Against the backdrop of the COVID-19 pandemic, the service felt it was a huge honour to be recognised for the EPCA 2021 excellence in a time of crisis award, which greatly boosted the morale of the team.
Dr Toby Hillman, consultant respiratory physician in pleural medicine, writes on behalf of the UCLH post-COVID service.
The COVID-19 pandemic has proved to be perhaps the biggest health crisis that humanity has faced in the post-antibiotic era. Clinicians of all types – from the front door all the way through the hospital – were co-opted into the efforts to manage the tidal wave of critically ill patients and maintain services in ever more imaginative and thinly-spread ways, often going above the call of duty.
The University College London Hospitals NHS Foundation Trust (UCLH) post-COVID service started literally in the back of a van – borrowed from the Find and Treat team, which usually serves hard to reach populations, screening for TB.
The service was intended to be a short-term solution to the problem of following up those who had been critically ill in hospital with COVID-19 pneumonia – predominantly focused on ruling out significant residual respiratory disease, as we anticipated that this disease would cause lung fibrosis in a minority of the severely ill patient cohort.
'The sheer variety of symptoms, signs, and presentations was bewildering at first, and only through lengthy evening MDT discussions did a slightly clearer picture emerge.'
The reality turned out to be very different. While planning the service, we heard many anecdotes from colleagues in primary care about patients with persistent symptoms, and our own hospital had identified complications in a number of patients who were well enough to go home from the ED at their first presentation. As we saw more patients from both community and hospital settings, a much more complex picture emerged.
A bit like the blind men and the elephant, we were feeling our way around a clinical scenario that none of us had faced in the past. We fell back on our general medical training more than ever – even undergraduate physiology was recalled as we tried to explain our clinical findings.
The sheer variety of symptoms, signs, and presentations was bewildering at first, and only through lengthy evening MDT discussions did a slightly clearer picture emerge. Patients had got there first, and ‘long COVID’ was the term describing this new set of problems.
Without a textbook, established literature, described pathophysiological mechanism or pharmacopoeia, we were left with few tools. Instead of physician as holder of knowledge, and disseminator of diagnoses, we had to take a different approach.
As Sir William Osler told his students decades ago: ‘you must listen to the patient – they are telling you the diagnosis’. And so, it was here.
Clinical phenotypes did not sit tidily within any single specialty’s expertise, and it was imperative that we avoided committing the crime of Procrustes – a barbaric robber from Greek mythology, who ‘helped’ guests to fit his bed, either by lopping bits off or stretching them to fit. This cognitive bias is prevalent in medical diagnostic thinking, but in a new disease anything and nothing could be significant, so phenotypic pigeonholes simply didn’t exist.
Instead, we listened, noted, and explored the symptoms, and relied on discussion with colleagues to untangle the threads, making hypotheses, and bringing these thoughts to the next clinic.
It was only through the helpful input of colleagues across a huge range of specialties, academic disciplines, and professions – with our therapies team front and centre – that we could cope with this seemingly unfathomable illness.
The origin story of long-COVID brought huge challenge to patients and clinicians. Patients have experienced stigma, dismissive attitudes and rejection as they seek help. As clinicians, we felt an urgency to share learning with healthcare systems in real time, and relied heavily on the benefits of an electronic health record to collect data from day one regarding findings, outcomes and clinical need of this patient group.
We are grateful for the immense support of our organisation in allowing the service to develop around clinical need before funding and resource for services could be made clear.
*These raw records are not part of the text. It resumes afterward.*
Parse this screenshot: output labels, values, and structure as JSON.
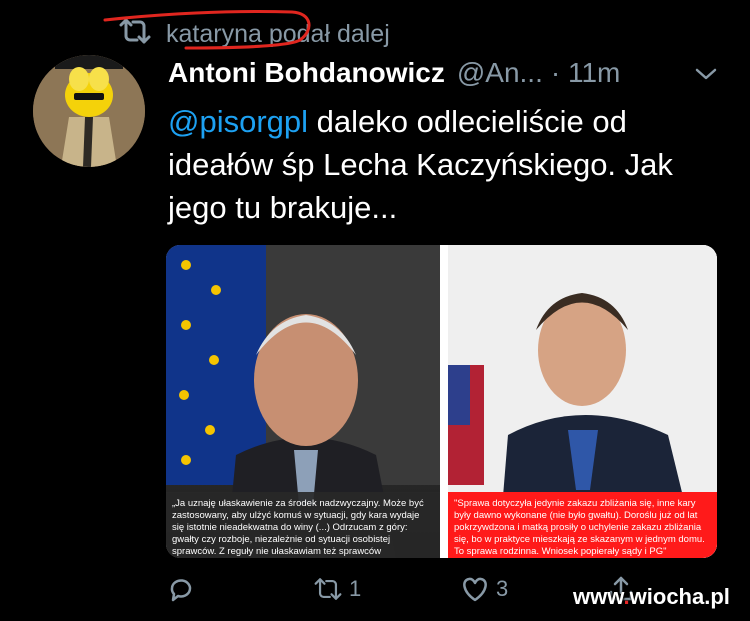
{
  "retweet": {
    "text": "kataryna podał dalej"
  },
  "tweet": {
    "name": "Antoni Bohdanowicz",
    "handle": "@An...",
    "time": "· 11m",
    "mention": "@pisorgpl",
    "text": " daleko odlecieliście od ideałów śp Lecha Kaczyńskiego. Jak jego tu brakuje...",
    "media": {
      "left_quote": "„Ja uznaję ułaskawienie za środek nadzwyczajny. Może być zastosowany, aby ulżyć komuś w sytuacji, gdy kara wydaje się istotnie nieadekwatna do winy (...) Odrzucam z góry: gwałty czy rozboje, niezależnie od sytuacji osobistej sprawców. Z reguły nie ułaskawiam też sprawców przestępstw przeciwko rodzinie.",
      "right_quote": "\"Sprawa dotyczyła jedynie zakazu zbliżania się, inne kary były dawno wykonane (nie było gwałtu). Doroślu już od lat pokrzywdzona i matką prosiły o uchylenie zakazu zbliżania się, bo w praktyce mieszkają ze skazanym w jednym domu. To sprawa rodzinna. Wniosek popierały sądy i PG\""
    }
  },
  "actions": {
    "retweet_count": "1",
    "like_count": "3"
  },
  "watermark": {
    "prefix": "www",
    "dot": ".",
    "site": "wiocha.pl"
  },
  "colors": {
    "accent": "#1da1f2",
    "muted": "#8899a6",
    "annotation": "#e0261f"
  }
}
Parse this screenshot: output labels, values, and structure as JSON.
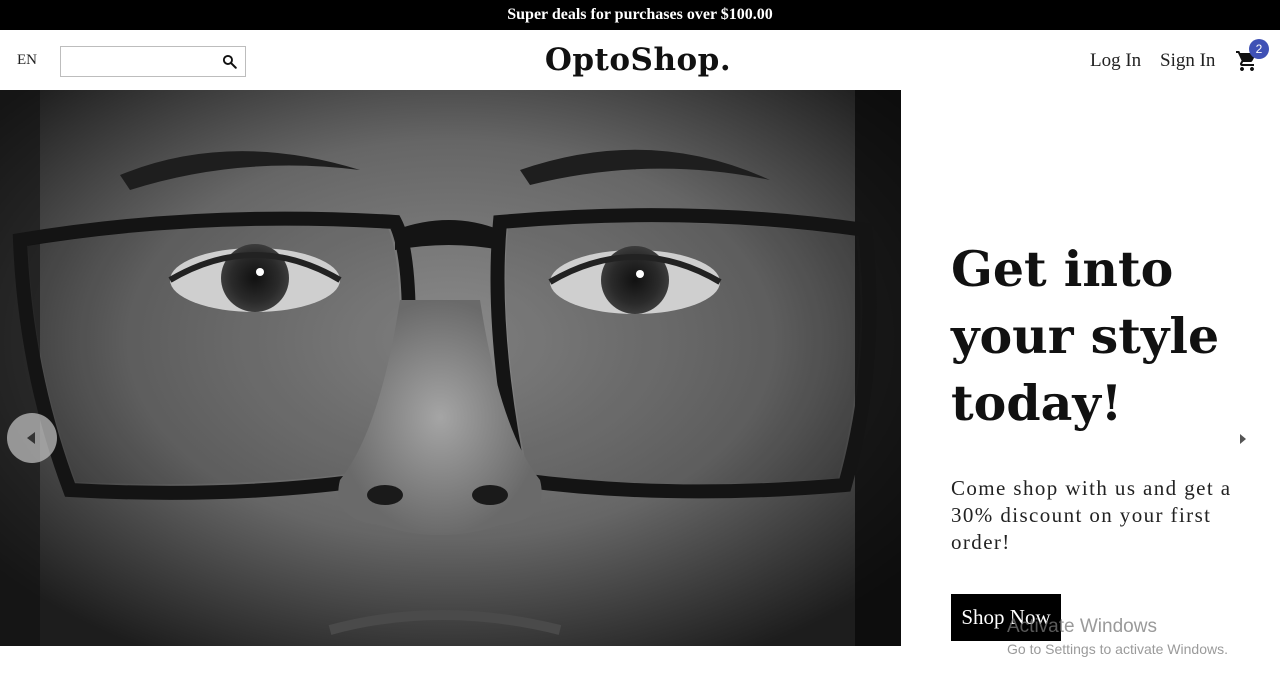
{
  "promo": {
    "text": "Super deals for purchases over $100.00"
  },
  "header": {
    "language": "EN",
    "search": {
      "value": "",
      "placeholder": ""
    },
    "logo": "OptoShop.",
    "login_label": "Log In",
    "signin_label": "Sign In",
    "cart_count": "2"
  },
  "hero": {
    "title_line1": "Get into",
    "title_line2": "your style",
    "title_line3": "today!",
    "description": "Come shop with us and get a 30% discount on your first order!",
    "button_label": "Shop Now"
  },
  "watermark": {
    "title": "Activate Windows",
    "subtitle": "Go to Settings to activate Windows."
  },
  "icons": {
    "search": "search-icon",
    "cart": "shopping-cart-icon",
    "prev": "chevron-left-icon",
    "next": "chevron-right-icon"
  },
  "colors": {
    "promo_bg": "#000000",
    "badge": "#3f51b5",
    "button_bg": "#000000"
  }
}
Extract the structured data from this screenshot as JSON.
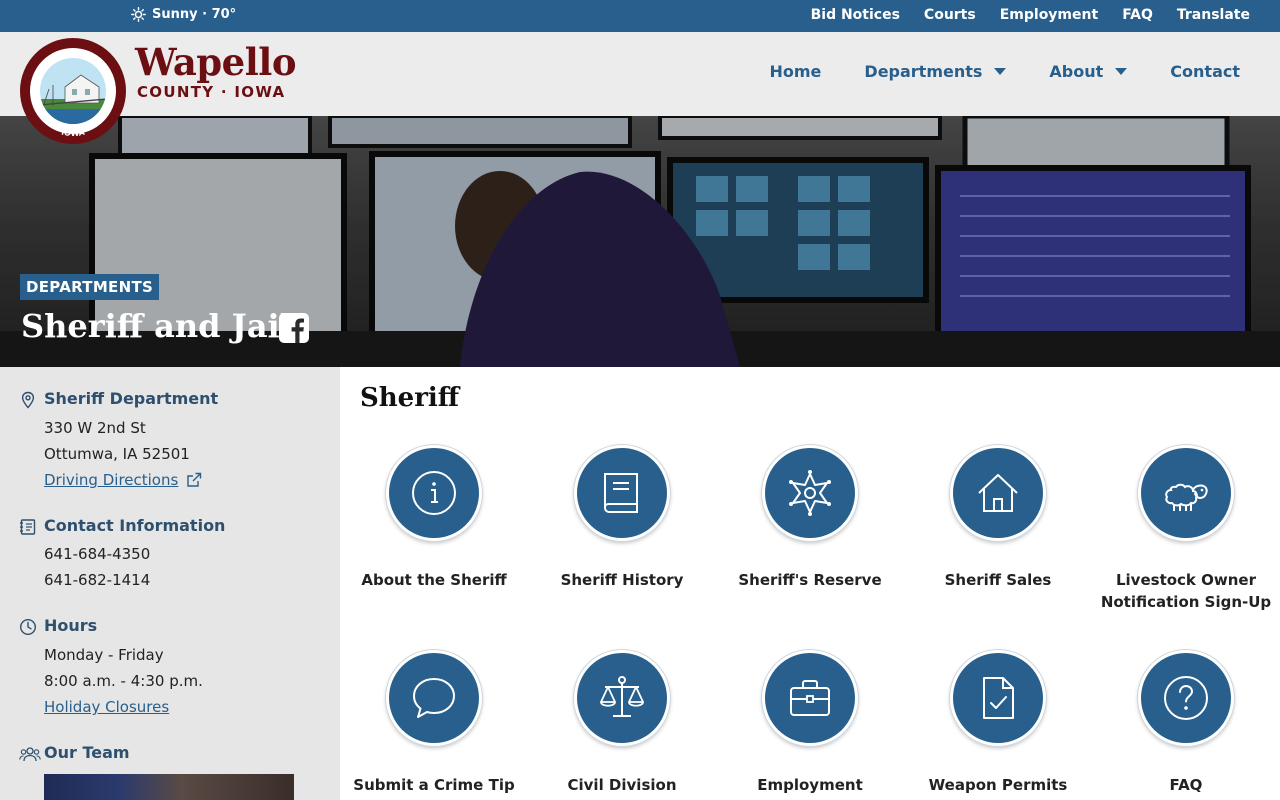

Through working with partners, we have now evolved from a hospital-based clinic to an integrated post-COVID network with multi-professional and multispecialty input, which also embraces the crucial role of primary care in meeting the needs of patients with long COVID. We are also delighted to be involved in NIHR-funded research that we hope will throw more light on the best pathways of care and better treatments for our patients.
Winning this award is not only an honour, but also a validation. It represents external recognition that clinicians following their values – patient-focused listening, active learning, rigorous evaluation and improvement – can deliver excellence, even in a time of crisis.